A: 优点：before 正序 + after 逆序形成对称结构，每层拦截器能看到前后完整上下文（类似 try-finally），适合需要在响应阶段做后处理的场景（如 ModelFallback 在 after 阶段捕获失败并重试）。缺点：调试复杂度增加（需要理解双向流动）、栈深度增加（N 个拦截器 = 2N 层调用）。选择原因：很多拦截器需要"看到响应后再决定"，如降级、重试、缓存写入，简单的链式调用无法实现这种对称的 before/after 语义。

Q2: 如何实现拦截器的动态启停？不重启应用如何生效？
A: InterceptorChainManager 使用 ManagedInterceptor 包装每个拦截器，内含 AtomicBoolean enabled 状态。buildChain() 构建执行链时过滤 enabled=false 的拦截器。通过 REST API POST /api/debug/interceptor/{name}/enable|disable 触发启停，CopyOnWriteArrayList 保证并发安全，下次 buildChain 即刻生效，无需重启。

Q3: CopyOnWriteArrayList 在拦截器场景的取舍是什么？
A: 拦截器列表读多写少（高频 buildChain 遍历 vs 低频 register/enable 操作），COW 非常适合。代价：写时复制整个数组（O(n)内存+拷贝），注册时有锁竞争。替代方案：ReadWriteLock + ArrayList，但 COW 更简单且读操作完全无锁，不存在读锁开销。考虑到拦截器数量通常 <20，写时拷贝代价可忽略。

Q4: ModelFallbackInterceptor 如何防止递归降级？
A: 通过 CTX_IS_FALLBACK 上下文标记。进入降级前设为 true，退出后 remove。afterModel() 检查该标记，若为 true 则直接返回不再尝试降级。这避免了"备用模型也失败 → 再次触发降级 → 无限递归"的问题。

Q5: ToolSelectionInterceptor 的关键词评分为什么不用 LLM？
A: 性能考虑：每次 beforeModel 都会触发，LLM 调用 100ms+ 级别延迟会在每次请求中累积。关键词匹配 <1ms 完成。这是精确度 vs 延迟的权衡——工具筛选只需"大致相关"即可，LLM 最终会从筛选后的工具列表中做最终选择。可扩展：未来可加 embedding 相似度作为补充评分策略，但仍应避免实时 LLM 调用。

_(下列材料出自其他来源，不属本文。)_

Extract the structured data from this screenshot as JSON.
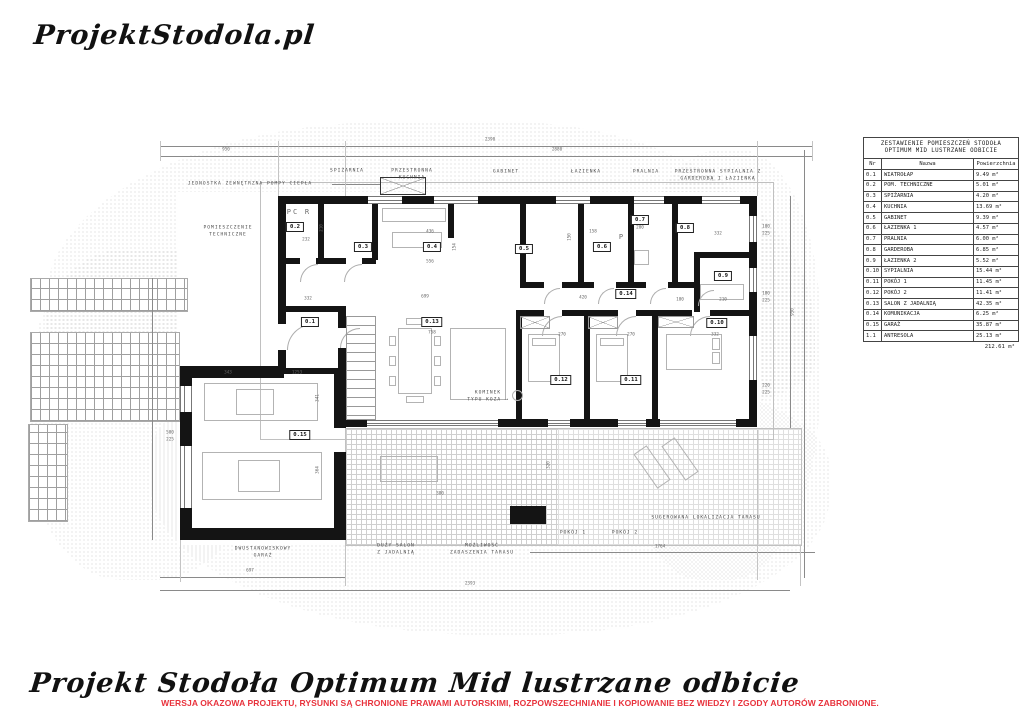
{
  "logo": "ProjektStodola.pl",
  "footer": {
    "title": "Projekt Stodoła Optimum Mid lustrzane odbicie",
    "disclaimer": "WERSJA OKAZOWA PROJEKTU, RYSUNKI  SĄ CHRONIONE PRAWAMI AUTORSKIMI, ROZPOWSZECHNIANIE I KOPIOWANIE BEZ WIEDZY I ZGODY AUTORÓW ZABRONIONE.",
    "disclaimer_color": "#e8323c"
  },
  "legend_table": {
    "title_line1": "ZESTAWIENIE POMIESZCZEŃ STODOŁA",
    "title_line2": "OPTIMUM MID LUSTRZANE ODBICIE",
    "columns": [
      "Nr",
      "Nazwa",
      "Powierzchnia"
    ],
    "rows": [
      [
        "0.1",
        "WIATROŁAP",
        "9.49 m²"
      ],
      [
        "0.2",
        "POM. TECHNICZNE",
        "5.01 m²"
      ],
      [
        "0.3",
        "SPIŻARNIA",
        "4.20 m²"
      ],
      [
        "0.4",
        "KUCHNIA",
        "13.69 m²"
      ],
      [
        "0.5",
        "GABINET",
        "9.39 m²"
      ],
      [
        "0.6",
        "ŁAZIENKA 1",
        "4.57 m²"
      ],
      [
        "0.7",
        "PRALNIA",
        "6.00 m²"
      ],
      [
        "0.8",
        "GARDEROBA",
        "6.85 m²"
      ],
      [
        "0.9",
        "ŁAZIENKA 2",
        "5.52 m²"
      ],
      [
        "0.10",
        "SYPIALNIA",
        "15.44 m²"
      ],
      [
        "0.11",
        "POKÓJ 1",
        "11.45 m²"
      ],
      [
        "0.12",
        "POKÓJ 2",
        "11.41 m²"
      ],
      [
        "0.13",
        "SALON Z JADALNIĄ",
        "42.35 m²"
      ],
      [
        "0.14",
        "KOMUNIKACJA",
        "6.25 m²"
      ],
      [
        "0.15",
        "GARAŻ",
        "35.87 m²"
      ],
      [
        "1.1",
        "ANTRESOLA",
        "25.13 m²"
      ]
    ],
    "total": "212.61 m²"
  },
  "plan": {
    "room_badges": [
      {
        "id": "0.1",
        "x": 310,
        "y": 322
      },
      {
        "id": "0.2",
        "x": 295,
        "y": 227
      },
      {
        "id": "0.3",
        "x": 363,
        "y": 247
      },
      {
        "id": "0.4",
        "x": 432,
        "y": 247
      },
      {
        "id": "0.5",
        "x": 524,
        "y": 249
      },
      {
        "id": "0.6",
        "x": 602,
        "y": 247
      },
      {
        "id": "0.7",
        "x": 640,
        "y": 220
      },
      {
        "id": "0.8",
        "x": 685,
        "y": 228
      },
      {
        "id": "0.9",
        "x": 723,
        "y": 276
      },
      {
        "id": "0.10",
        "x": 717,
        "y": 323
      },
      {
        "id": "0.11",
        "x": 631,
        "y": 380
      },
      {
        "id": "0.12",
        "x": 561,
        "y": 380
      },
      {
        "id": "0.13",
        "x": 432,
        "y": 322
      },
      {
        "id": "0.14",
        "x": 626,
        "y": 294
      },
      {
        "id": "0.15",
        "x": 300,
        "y": 435
      }
    ],
    "annotations": [
      {
        "t": "JEDNOSTKA ZEWNĘTRZNA POMPY CIEPŁA",
        "x": 250,
        "y": 184
      },
      {
        "t": "POMIESZCZENIE\nTECHNICZNE",
        "x": 228,
        "y": 232
      },
      {
        "t": "SPIŻARNIA",
        "x": 347,
        "y": 171
      },
      {
        "t": "PRZESTRONNA\nKUCHNIA",
        "x": 412,
        "y": 175
      },
      {
        "t": "GABINET",
        "x": 506,
        "y": 172
      },
      {
        "t": "ŁAZIENKA",
        "x": 586,
        "y": 172
      },
      {
        "t": "PRALNIA",
        "x": 646,
        "y": 172
      },
      {
        "t": "PRZESTRONNA SYPIALNIA Z\nGARDEROBĄ I ŁAZIENKĄ",
        "x": 718,
        "y": 176
      },
      {
        "t": "KOMINEK\nTYPU KOZA  ⟶",
        "x": 488,
        "y": 397
      },
      {
        "t": "DWUSTANOWISKOWY\nGARAŻ",
        "x": 263,
        "y": 553
      },
      {
        "t": "DUŻY SALON\nZ JADALNIĄ",
        "x": 396,
        "y": 550
      },
      {
        "t": "MOŻLIWOŚĆ\nZADASZENIA TARASU",
        "x": 482,
        "y": 550
      },
      {
        "t": "POKÓJ 1",
        "x": 573,
        "y": 533
      },
      {
        "t": "POKÓJ 2",
        "x": 625,
        "y": 533
      },
      {
        "t": "SUGEROWANA LOKALIZACJA TARASU",
        "x": 706,
        "y": 518
      }
    ],
    "inline_labels": [
      {
        "t": "PC",
        "x": 293,
        "y": 212
      },
      {
        "t": "R",
        "x": 308,
        "y": 212
      },
      {
        "t": "P",
        "x": 622,
        "y": 237
      }
    ],
    "dimensions": [
      {
        "t": "2390",
        "x": 490,
        "y": 140
      },
      {
        "t": "950",
        "x": 226,
        "y": 150
      },
      {
        "t": "2880",
        "x": 557,
        "y": 150
      },
      {
        "t": "232",
        "x": 306,
        "y": 240
      },
      {
        "t": "210",
        "x": 322,
        "y": 228,
        "r": 1
      },
      {
        "t": "436",
        "x": 430,
        "y": 232
      },
      {
        "t": "556",
        "x": 430,
        "y": 262
      },
      {
        "t": "154",
        "x": 455,
        "y": 247,
        "r": 1
      },
      {
        "t": "150",
        "x": 570,
        "y": 237,
        "r": 1
      },
      {
        "t": "158",
        "x": 593,
        "y": 232
      },
      {
        "t": "200",
        "x": 640,
        "y": 228
      },
      {
        "t": "332",
        "x": 718,
        "y": 234
      },
      {
        "t": "332",
        "x": 308,
        "y": 299
      },
      {
        "t": "699",
        "x": 425,
        "y": 297
      },
      {
        "t": "758",
        "x": 432,
        "y": 333
      },
      {
        "t": "420",
        "x": 583,
        "y": 298
      },
      {
        "t": "100",
        "x": 680,
        "y": 300
      },
      {
        "t": "210",
        "x": 723,
        "y": 300
      },
      {
        "t": "270",
        "x": 562,
        "y": 335
      },
      {
        "t": "270",
        "x": 631,
        "y": 335
      },
      {
        "t": "332",
        "x": 715,
        "y": 335
      },
      {
        "t": "343",
        "x": 228,
        "y": 373
      },
      {
        "t": "1253",
        "x": 297,
        "y": 373
      },
      {
        "t": "341",
        "x": 318,
        "y": 398,
        "r": 1
      },
      {
        "t": "364",
        "x": 318,
        "y": 470,
        "r": 1
      },
      {
        "t": "500",
        "x": 170,
        "y": 433
      },
      {
        "t": "225",
        "x": 170,
        "y": 440
      },
      {
        "t": "380",
        "x": 440,
        "y": 494
      },
      {
        "t": "320",
        "x": 549,
        "y": 465,
        "r": 1
      },
      {
        "t": "950",
        "x": 793,
        "y": 312,
        "r": 1
      },
      {
        "t": "100",
        "x": 766,
        "y": 227
      },
      {
        "t": "225",
        "x": 766,
        "y": 234
      },
      {
        "t": "180",
        "x": 766,
        "y": 294
      },
      {
        "t": "225",
        "x": 766,
        "y": 301
      },
      {
        "t": "220",
        "x": 766,
        "y": 386
      },
      {
        "t": "225",
        "x": 766,
        "y": 393
      },
      {
        "t": "1764",
        "x": 660,
        "y": 547
      },
      {
        "t": "697",
        "x": 250,
        "y": 571
      },
      {
        "t": "2393",
        "x": 470,
        "y": 584
      }
    ]
  }
}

Q6: LargeResultEviction 写文件失败时的降级策略是什么？
A: IOException 时不阻断主流程。降级为截断：保留 preserveSampleChars × 4 字符 + 截断标记。设计原则：优先保证 Agent 能继续执行而非数据完整性。完整数据丢失可接受（工具可重新调用），Agent 中断不可接受。

Q7: ContextEditingInterceptor order=30 在较前位置，这样设计的原因？
A: 上下文压缩必须在 SubAgent(60)、ToolSelection(70)、TodoList(80) 之前执行。原因：后续拦截器会向 system prompt 注入内容（委派提示、任务列表等）。如果上下文已经接近 Token 上限，注入后会超限。先压缩保证后续拦截器有足够的 Token 空间注入内容。

Q8: 如果两个拦截器 order 相同会怎样？
A: InterceptorChainManager.detectOrderConflicts() 会检测同类型拦截器的 order 冲突并通过诊断 API 报告。执行时按注册顺序（不确定性），可能导致行为不一致。最佳实践：避免同类型拦截器使用相同 order，通过 getDiagnostics() API 定期监控冲突。

Q9: TodoListInterceptor 的正则解析如何处理格式错误的指令？
A: 宽容处理原则。Pattern 不匹配则忽略（不报错），status 解析用 try-catch 包裹 IllegalArgumentException（枚举不匹配），无效 id 记录 warn 日志后跳过。设计原则：LLM 输出不可靠，容错优先，不能因为 LLM 格式错误导致 Agent 崩溃。

Q10: 拦截器的监控统计（AtomicLong）在高并发下会成为瓶颈吗？
A: AtomicLong 使用 CAS 无锁操作，在一般并发下不会成为瓶颈（单次 CAS 约 10ns）。极端竞争下替代方案：LongAdder（分段累加，写多读少更优）。当前选择 AtomicLong 因为读操作（getStats）也频繁，LongAdder.sum() 需要遍历所有段，读开销更大。